I have been an architect for the last ten years, and I have been a witness to the incredible development of what we call now Building Information Modelling (BIM for short). I am also studying UX Design, and I can’t stop noticing that there is a big opportunity for UX on BIM, let me share this with you.
BIM is the use of 3D modeling information throughout the lifecycle of a built environment asset (a building, a city, a house for instance); to make better decisions with regards to its design, its sustainability, its construction, how the user will experience it, and the return on investment for the owner.
Through the correct use of BIM as digital technology, we can, for example, generate a list of materials required on-site with a click of a button or let the owner experience the building in VR before it is even built. It can have a tremendous impact on the world around us.
The possibilities for the future of BIM are infinite: it will change the way cities operate, how construction is optimized, how users interact with their apartment blocks, even how city infrastructure is maintained and kept working optimally in a city. However, I can honestly say that BIM implementation and BIM-related technology are still in their infancy. Hot BIM-related topics like data-driven design and digital twins are yet being developed and experimented with at an early stage. At this stage, only a handful of countries have BIM standards (UK, Canada, Singapore, among others), and many countries worldwide are beginning to understand its full potential. It will take time for it to reach its full potential. All these possibilities untapped for BIM have a common characteristic: they have a direct interaction with its user, most of the time being a professional in the fields of data, architecture, and engineering.
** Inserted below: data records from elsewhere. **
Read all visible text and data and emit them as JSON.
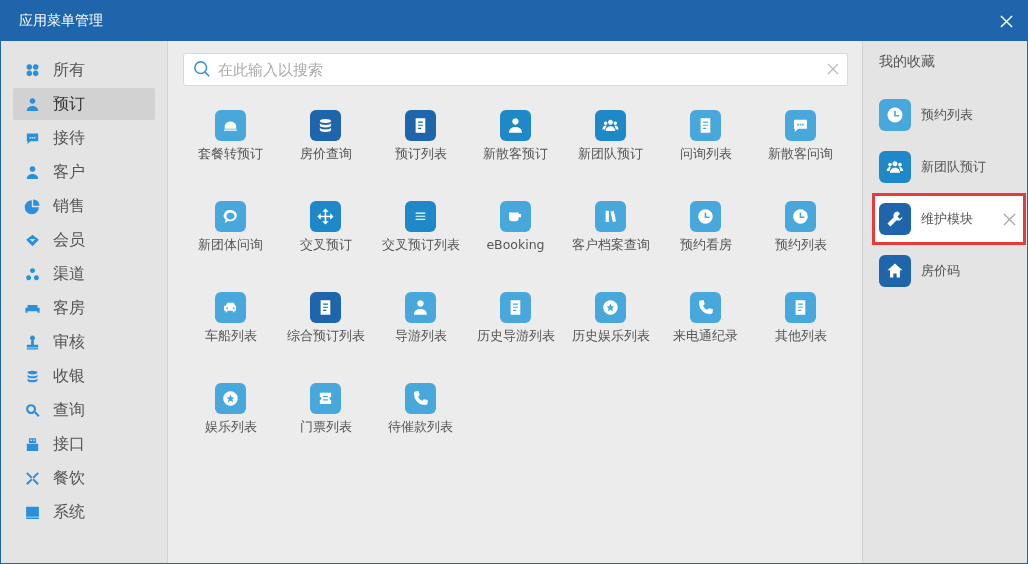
{
  "window": {
    "title": "应用菜单管理"
  },
  "sidebar": {
    "items": [
      {
        "label": "所有",
        "selected": false
      },
      {
        "label": "预订",
        "selected": true
      },
      {
        "label": "接待",
        "selected": false
      },
      {
        "label": "客户",
        "selected": false
      },
      {
        "label": "销售",
        "selected": false
      },
      {
        "label": "会员",
        "selected": false
      },
      {
        "label": "渠道",
        "selected": false
      },
      {
        "label": "客房",
        "selected": false
      },
      {
        "label": "审核",
        "selected": false
      },
      {
        "label": "收银",
        "selected": false
      },
      {
        "label": "查询",
        "selected": false
      },
      {
        "label": "接口",
        "selected": false
      },
      {
        "label": "餐饮",
        "selected": false
      },
      {
        "label": "系统",
        "selected": false
      }
    ]
  },
  "search": {
    "placeholder": "在此输入以搜索"
  },
  "apps": [
    {
      "label": "套餐转预订",
      "color": "#48a8dc"
    },
    {
      "label": "房价查询",
      "color": "#1f65ab"
    },
    {
      "label": "预订列表",
      "color": "#1f65ab"
    },
    {
      "label": "新散客预订",
      "color": "#1e88c8"
    },
    {
      "label": "新团队预订",
      "color": "#1e88c8"
    },
    {
      "label": "问询列表",
      "color": "#48a8dc"
    },
    {
      "label": "新散客问询",
      "color": "#48a8dc"
    },
    {
      "label": "新团体问询",
      "color": "#48a8dc"
    },
    {
      "label": "交叉预订",
      "color": "#1e88c8"
    },
    {
      "label": "交叉预订列表",
      "color": "#1e88c8"
    },
    {
      "label": "eBooking",
      "color": "#48a8dc"
    },
    {
      "label": "客户档案查询",
      "color": "#48a8dc"
    },
    {
      "label": "预约看房",
      "color": "#48a8dc"
    },
    {
      "label": "预约列表",
      "color": "#48a8dc"
    },
    {
      "label": "车船列表",
      "color": "#48a8dc"
    },
    {
      "label": "综合预订列表",
      "color": "#1f65ab"
    },
    {
      "label": "导游列表",
      "color": "#48a8dc"
    },
    {
      "label": "历史导游列表",
      "color": "#48a8dc"
    },
    {
      "label": "历史娱乐列表",
      "color": "#48a8dc"
    },
    {
      "label": "来电通纪录",
      "color": "#48a8dc"
    },
    {
      "label": "其他列表",
      "color": "#48a8dc"
    },
    {
      "label": "娱乐列表",
      "color": "#48a8dc"
    },
    {
      "label": "门票列表",
      "color": "#48a8dc"
    },
    {
      "label": "待催款列表",
      "color": "#48a8dc"
    }
  ],
  "favorites": {
    "title": "我的收藏",
    "items": [
      {
        "label": "预约列表",
        "color": "#48a8dc",
        "selected": false
      },
      {
        "label": "新团队预订",
        "color": "#1e88c8",
        "selected": false
      },
      {
        "label": "维护模块",
        "color": "#1f65ab",
        "selected": true
      },
      {
        "label": "房价码",
        "color": "#1f65ab",
        "selected": false
      }
    ]
  }
}
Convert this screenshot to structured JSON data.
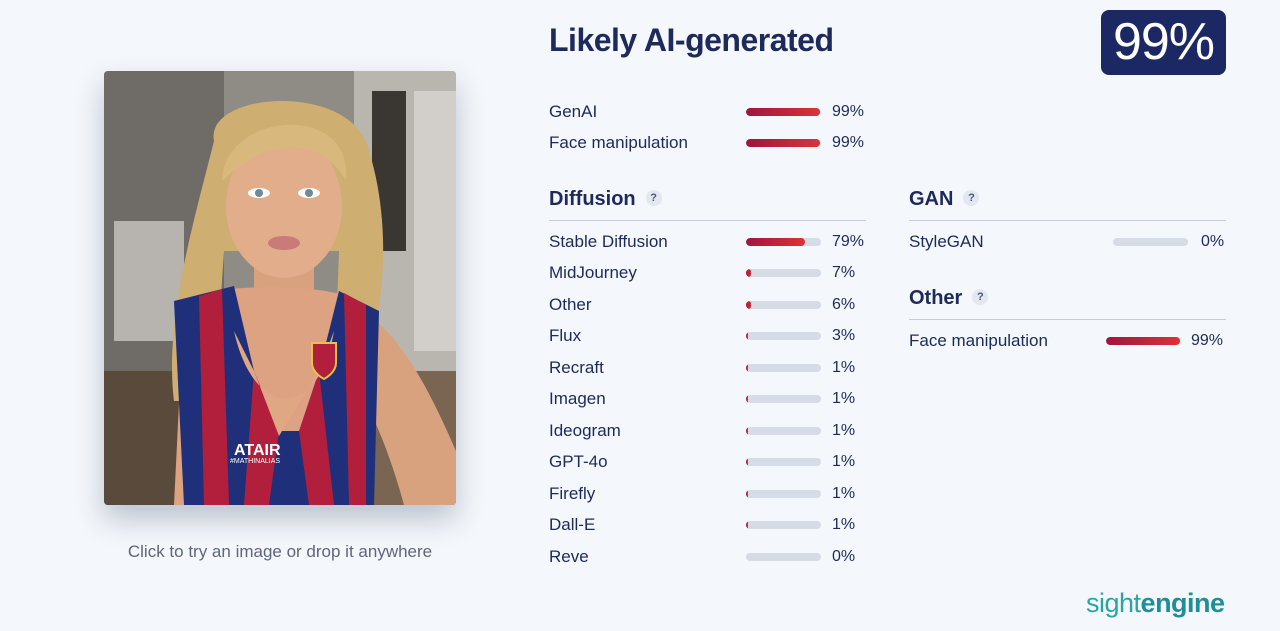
{
  "upload": {
    "caption": "Click to try an image or drop it anywhere",
    "jersey_text_1": "ATAIR",
    "jersey_text_2": "#MATHINALIAS"
  },
  "result": {
    "headline": "Likely AI-generated",
    "score": "99%"
  },
  "summary": [
    {
      "label": "GenAI",
      "value": 99,
      "pct": "99%"
    },
    {
      "label": "Face manipulation",
      "value": 99,
      "pct": "99%"
    }
  ],
  "diffusion": {
    "title": "Diffusion",
    "help": "?",
    "items": [
      {
        "label": "Stable Diffusion",
        "value": 79,
        "pct": "79%"
      },
      {
        "label": "MidJourney",
        "value": 7,
        "pct": "7%"
      },
      {
        "label": "Other",
        "value": 6,
        "pct": "6%"
      },
      {
        "label": "Flux",
        "value": 3,
        "pct": "3%"
      },
      {
        "label": "Recraft",
        "value": 1,
        "pct": "1%"
      },
      {
        "label": "Imagen",
        "value": 1,
        "pct": "1%"
      },
      {
        "label": "Ideogram",
        "value": 1,
        "pct": "1%"
      },
      {
        "label": "GPT-4o",
        "value": 1,
        "pct": "1%"
      },
      {
        "label": "Firefly",
        "value": 1,
        "pct": "1%"
      },
      {
        "label": "Dall-E",
        "value": 1,
        "pct": "1%"
      },
      {
        "label": "Reve",
        "value": 0,
        "pct": "0%"
      }
    ]
  },
  "gan": {
    "title": "GAN",
    "help": "?",
    "items": [
      {
        "label": "StyleGAN",
        "value": 0,
        "pct": "0%"
      }
    ]
  },
  "other": {
    "title": "Other",
    "help": "?",
    "items": [
      {
        "label": "Face manipulation",
        "value": 99,
        "pct": "99%"
      }
    ]
  },
  "brand": {
    "logo_part1": "sight",
    "logo_part2": "engine"
  },
  "colors": {
    "bar_start": "#a0153e",
    "bar_end": "#d9333a",
    "track": "#d6dce6",
    "badge_bg": "#1c2863",
    "text": "#1d2a5b"
  }
}
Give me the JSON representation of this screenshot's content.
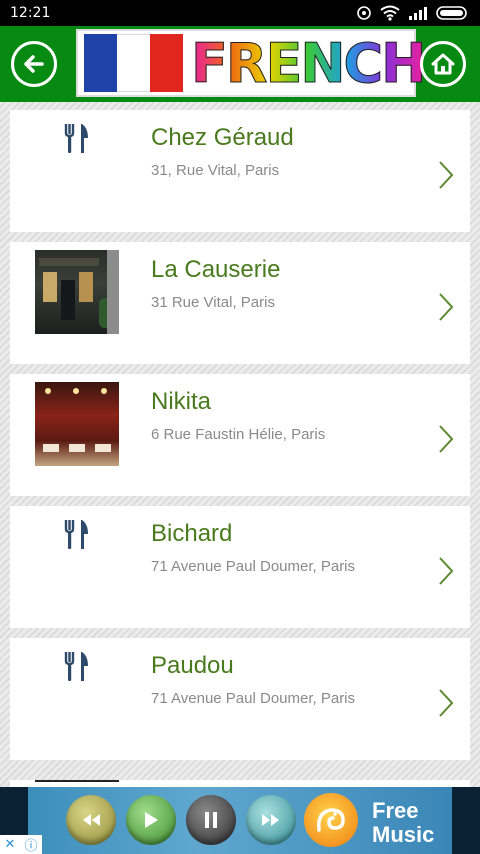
{
  "status_bar": {
    "time": "12:21",
    "icons": [
      "alarm-icon",
      "wifi-icon",
      "signal-icon",
      "battery-icon"
    ]
  },
  "header": {
    "title": "FRENCH",
    "back_icon": "arrow-left-icon",
    "home_icon": "home-icon",
    "bar_color": "#078a12"
  },
  "restaurants": [
    {
      "name": "Chez Géraud",
      "address": "31, Rue Vital, Paris",
      "image": "fork-knife-icon"
    },
    {
      "name": "La Causerie",
      "address": "31 Rue Vital, Paris",
      "image": "photo"
    },
    {
      "name": "Nikita",
      "address": "6 Rue Faustin Hélie, Paris",
      "image": "photo"
    },
    {
      "name": "Bichard",
      "address": "71 Avenue Paul Doumer, Paris",
      "image": "fork-knife-icon"
    },
    {
      "name": "Paudou",
      "address": "71 Avenue Paul Doumer, Paris",
      "image": "fork-knife-icon"
    }
  ],
  "ad": {
    "text_line1": "Free",
    "text_line2": "Music",
    "close_icon": "close-icon",
    "info_icon": "info-icon"
  }
}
BIM is just beginning, and it’s here to stay. You can be a part of its development as a UX designer.
You see, BIM is all about data, enormous amounts of it. All this data is populated as the building is designed in 3D and is available to stakeholders in the project: owner, architect, contractor, and user. However, data by itself is useless: we require the right interfaces to make this data understandable and usable. I have witnessed how this robust data inside a model can often get ignored due to bad user experience design in the software that works with this data. It would be such a different story if only we understood better who the user is and what he requires in each scenario.
The opportunity is there for you as a UX Designer: the current applications that operate BIM technology are far behind what we would call a user-friendly experience. They are well known for their complicated interfaces, feature-rich environment that is confusing, and steep learning curves. Look for big names in the industry like Autodesk and Graphisoft to get an idea of what I am mean. I recently wrote an article about it if that would give you some insights on a platform for BIM I use every day in my line of work as an architect. Have a look:
Is there a need for UX design in the BIM Software industry?
Is BIM software falling behind the UX revolution?
There are many more up and coming developers that are trying to harness the future of BIM. Most of them haven’t invested in UX design and believe me they urgently need it! BIM is a field ripe for UX designers, from VR applications, iPhone apps to full-blown desktop apps for both MAC and Windows, and even city management software.
Have a look at this project from the UNSENSE Studio in Amsterdam on what the future of BIM could look like:
As an architect and UX Designer, I am very passionate about this topic and have the intent of being part of the solution. I am busy compiling aspects of the future of the BIM industry that could use UX design. If you are interested in this field, please drop me a line, we could work together.
For now, do some research on the BIM industry and let your creativity flow! What the future will bring in the BIM industry could be shaped by people like you.